SimGrid’s Design Goals¶
Any SimGrid simulation comes down to a set of actors using some resources through activities. SimGrid provides several kinds of resources (link, CPU, disk, and synchronization objects such as mutex or semaphores) along with the corresponding activity kinds (communication, execution, I/O, lock). SimGrid users provide a platform instantiation (list of interconnected resources) and an application (the code executed by actors) along with the actors’ placement on the platform.

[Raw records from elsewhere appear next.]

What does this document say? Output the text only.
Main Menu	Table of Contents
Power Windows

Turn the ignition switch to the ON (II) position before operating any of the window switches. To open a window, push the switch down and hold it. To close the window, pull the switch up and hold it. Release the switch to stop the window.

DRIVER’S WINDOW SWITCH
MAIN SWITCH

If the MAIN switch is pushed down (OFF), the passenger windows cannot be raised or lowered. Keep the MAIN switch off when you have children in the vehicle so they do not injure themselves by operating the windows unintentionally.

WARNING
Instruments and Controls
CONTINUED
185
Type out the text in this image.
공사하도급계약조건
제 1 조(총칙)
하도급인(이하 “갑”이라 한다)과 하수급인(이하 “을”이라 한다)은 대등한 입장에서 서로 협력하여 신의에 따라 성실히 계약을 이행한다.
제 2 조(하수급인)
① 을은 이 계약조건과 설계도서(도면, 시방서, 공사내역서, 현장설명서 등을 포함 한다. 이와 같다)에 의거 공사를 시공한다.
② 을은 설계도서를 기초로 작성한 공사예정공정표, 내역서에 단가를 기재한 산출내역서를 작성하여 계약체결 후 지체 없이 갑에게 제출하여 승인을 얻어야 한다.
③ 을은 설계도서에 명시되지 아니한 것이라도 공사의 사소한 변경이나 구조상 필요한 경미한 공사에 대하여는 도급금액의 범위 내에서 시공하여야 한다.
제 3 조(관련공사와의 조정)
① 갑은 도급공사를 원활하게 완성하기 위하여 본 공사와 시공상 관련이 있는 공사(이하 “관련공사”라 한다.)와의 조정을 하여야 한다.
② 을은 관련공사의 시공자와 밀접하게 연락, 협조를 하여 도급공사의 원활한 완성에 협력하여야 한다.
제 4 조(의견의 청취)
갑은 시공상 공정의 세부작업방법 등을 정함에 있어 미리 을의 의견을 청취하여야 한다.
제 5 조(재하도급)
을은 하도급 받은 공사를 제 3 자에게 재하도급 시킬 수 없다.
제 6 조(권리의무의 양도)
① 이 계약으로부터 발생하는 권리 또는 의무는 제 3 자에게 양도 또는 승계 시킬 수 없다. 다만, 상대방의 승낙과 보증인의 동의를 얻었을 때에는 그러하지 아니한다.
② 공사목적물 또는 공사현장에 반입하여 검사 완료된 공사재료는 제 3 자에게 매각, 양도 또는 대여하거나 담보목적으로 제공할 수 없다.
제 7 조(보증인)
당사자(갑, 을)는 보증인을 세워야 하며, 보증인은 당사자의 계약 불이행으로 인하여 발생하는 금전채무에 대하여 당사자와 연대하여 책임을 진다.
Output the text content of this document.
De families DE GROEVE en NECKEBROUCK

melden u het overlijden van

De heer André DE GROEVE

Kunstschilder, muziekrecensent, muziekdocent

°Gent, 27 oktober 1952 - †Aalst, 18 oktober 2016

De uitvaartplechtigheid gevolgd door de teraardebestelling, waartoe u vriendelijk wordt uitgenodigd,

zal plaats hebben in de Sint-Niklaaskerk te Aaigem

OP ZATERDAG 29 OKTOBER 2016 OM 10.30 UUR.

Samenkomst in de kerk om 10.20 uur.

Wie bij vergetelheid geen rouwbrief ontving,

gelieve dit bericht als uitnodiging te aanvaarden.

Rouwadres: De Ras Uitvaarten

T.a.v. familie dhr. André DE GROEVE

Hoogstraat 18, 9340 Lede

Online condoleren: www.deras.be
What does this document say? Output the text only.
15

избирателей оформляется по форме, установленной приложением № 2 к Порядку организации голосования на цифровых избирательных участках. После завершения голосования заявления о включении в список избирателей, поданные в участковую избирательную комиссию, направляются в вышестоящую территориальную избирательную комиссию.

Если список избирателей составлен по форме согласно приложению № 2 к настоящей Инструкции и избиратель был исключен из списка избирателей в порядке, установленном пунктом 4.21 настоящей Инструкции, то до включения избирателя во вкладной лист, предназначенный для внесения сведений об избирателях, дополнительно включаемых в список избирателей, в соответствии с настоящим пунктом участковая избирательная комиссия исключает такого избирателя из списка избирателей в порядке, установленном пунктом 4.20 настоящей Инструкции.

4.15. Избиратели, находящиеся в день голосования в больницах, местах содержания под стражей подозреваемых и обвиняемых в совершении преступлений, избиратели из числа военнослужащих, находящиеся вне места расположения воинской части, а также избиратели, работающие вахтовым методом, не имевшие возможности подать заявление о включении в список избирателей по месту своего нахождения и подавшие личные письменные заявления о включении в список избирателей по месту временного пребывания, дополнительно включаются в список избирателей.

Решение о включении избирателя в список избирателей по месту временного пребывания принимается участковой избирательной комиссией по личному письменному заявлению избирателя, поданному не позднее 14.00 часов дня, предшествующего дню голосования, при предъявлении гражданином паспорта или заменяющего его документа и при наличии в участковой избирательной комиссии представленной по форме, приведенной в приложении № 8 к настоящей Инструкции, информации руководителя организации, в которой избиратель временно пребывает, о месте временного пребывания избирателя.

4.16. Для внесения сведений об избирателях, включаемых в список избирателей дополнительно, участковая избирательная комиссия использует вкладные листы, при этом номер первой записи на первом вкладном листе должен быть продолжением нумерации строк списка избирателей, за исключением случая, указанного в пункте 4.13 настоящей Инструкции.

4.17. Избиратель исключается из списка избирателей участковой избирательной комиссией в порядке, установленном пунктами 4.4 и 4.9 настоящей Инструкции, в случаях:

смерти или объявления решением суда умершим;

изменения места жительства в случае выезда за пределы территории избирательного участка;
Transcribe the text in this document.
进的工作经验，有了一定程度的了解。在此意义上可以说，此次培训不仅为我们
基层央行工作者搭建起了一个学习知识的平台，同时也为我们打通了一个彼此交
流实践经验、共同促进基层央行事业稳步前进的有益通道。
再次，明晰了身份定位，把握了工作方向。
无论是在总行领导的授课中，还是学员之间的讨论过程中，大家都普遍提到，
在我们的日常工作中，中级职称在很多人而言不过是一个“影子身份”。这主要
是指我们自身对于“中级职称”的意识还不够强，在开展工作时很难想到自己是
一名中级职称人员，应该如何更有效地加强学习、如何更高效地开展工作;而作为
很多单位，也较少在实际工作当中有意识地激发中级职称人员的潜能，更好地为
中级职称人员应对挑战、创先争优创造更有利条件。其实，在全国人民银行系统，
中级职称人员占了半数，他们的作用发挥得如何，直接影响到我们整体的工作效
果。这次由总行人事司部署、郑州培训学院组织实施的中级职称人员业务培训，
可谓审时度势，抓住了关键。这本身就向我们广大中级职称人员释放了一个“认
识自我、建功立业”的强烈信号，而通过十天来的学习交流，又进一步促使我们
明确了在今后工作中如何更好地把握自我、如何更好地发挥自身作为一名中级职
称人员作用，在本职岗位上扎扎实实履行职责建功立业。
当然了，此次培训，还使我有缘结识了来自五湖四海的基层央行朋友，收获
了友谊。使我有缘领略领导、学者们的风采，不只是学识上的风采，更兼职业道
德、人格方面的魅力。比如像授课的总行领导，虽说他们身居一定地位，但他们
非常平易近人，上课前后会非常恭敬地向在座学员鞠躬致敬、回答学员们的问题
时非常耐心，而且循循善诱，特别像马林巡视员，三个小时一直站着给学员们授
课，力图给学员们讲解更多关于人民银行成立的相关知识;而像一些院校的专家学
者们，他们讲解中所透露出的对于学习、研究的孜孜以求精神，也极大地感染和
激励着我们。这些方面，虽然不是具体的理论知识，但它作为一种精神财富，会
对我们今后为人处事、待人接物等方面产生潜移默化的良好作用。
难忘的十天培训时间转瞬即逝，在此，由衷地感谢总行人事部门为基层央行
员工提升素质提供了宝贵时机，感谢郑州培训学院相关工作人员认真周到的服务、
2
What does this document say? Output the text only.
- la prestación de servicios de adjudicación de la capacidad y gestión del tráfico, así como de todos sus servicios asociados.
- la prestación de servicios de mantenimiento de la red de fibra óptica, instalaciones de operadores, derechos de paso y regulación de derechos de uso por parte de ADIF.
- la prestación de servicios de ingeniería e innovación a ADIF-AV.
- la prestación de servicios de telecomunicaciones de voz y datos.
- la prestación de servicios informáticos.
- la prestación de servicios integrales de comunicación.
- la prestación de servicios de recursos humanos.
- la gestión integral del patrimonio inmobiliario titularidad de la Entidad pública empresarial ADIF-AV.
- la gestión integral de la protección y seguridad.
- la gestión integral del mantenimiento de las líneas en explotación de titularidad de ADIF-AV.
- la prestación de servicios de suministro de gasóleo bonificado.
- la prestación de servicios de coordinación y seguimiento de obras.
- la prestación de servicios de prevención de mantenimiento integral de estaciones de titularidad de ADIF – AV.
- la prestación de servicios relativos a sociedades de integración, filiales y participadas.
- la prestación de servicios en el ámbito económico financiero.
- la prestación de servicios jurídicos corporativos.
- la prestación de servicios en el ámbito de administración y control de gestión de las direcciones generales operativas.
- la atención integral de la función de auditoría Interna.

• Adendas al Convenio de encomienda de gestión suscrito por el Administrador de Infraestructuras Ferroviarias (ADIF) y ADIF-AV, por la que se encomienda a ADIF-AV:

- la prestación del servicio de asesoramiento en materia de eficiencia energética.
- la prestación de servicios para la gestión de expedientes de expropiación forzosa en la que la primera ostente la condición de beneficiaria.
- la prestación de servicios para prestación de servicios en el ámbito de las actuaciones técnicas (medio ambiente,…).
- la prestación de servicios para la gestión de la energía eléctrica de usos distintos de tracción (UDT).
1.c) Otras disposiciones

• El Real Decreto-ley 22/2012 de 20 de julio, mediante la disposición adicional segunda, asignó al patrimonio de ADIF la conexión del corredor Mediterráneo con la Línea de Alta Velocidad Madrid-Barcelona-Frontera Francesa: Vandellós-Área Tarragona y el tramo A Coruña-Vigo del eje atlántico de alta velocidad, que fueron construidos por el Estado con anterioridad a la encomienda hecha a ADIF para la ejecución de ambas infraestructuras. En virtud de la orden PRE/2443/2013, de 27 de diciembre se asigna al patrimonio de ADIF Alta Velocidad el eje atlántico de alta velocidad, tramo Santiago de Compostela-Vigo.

The actors (ie, the user code) can only interact with the platform through activities, that are somewhat similar to synchronizations. Some are very natural (locking a mutex is a synchronization with the other actors using the same mutex) while others activities constitute more original synchronization: execution, communication, and I/O have a quantitative component that depends on the resources. But still, writing some data to disk is seen as a synchronization with the other actors using the same disk. When you lock a mutex, you can proceed only when that mutex gets unlocked by someone else. Similarly, when you do an I/O, you can proceed once the disk delivered enough performance to fulfill your demand (along with the concurrent demands of the other actors occurring at the same time). Communication activities have both a qualitative component (the actual communication starts only when both the sender and receiver are ready to proceed) and a quantitative component (consuming the communication power of the link resources).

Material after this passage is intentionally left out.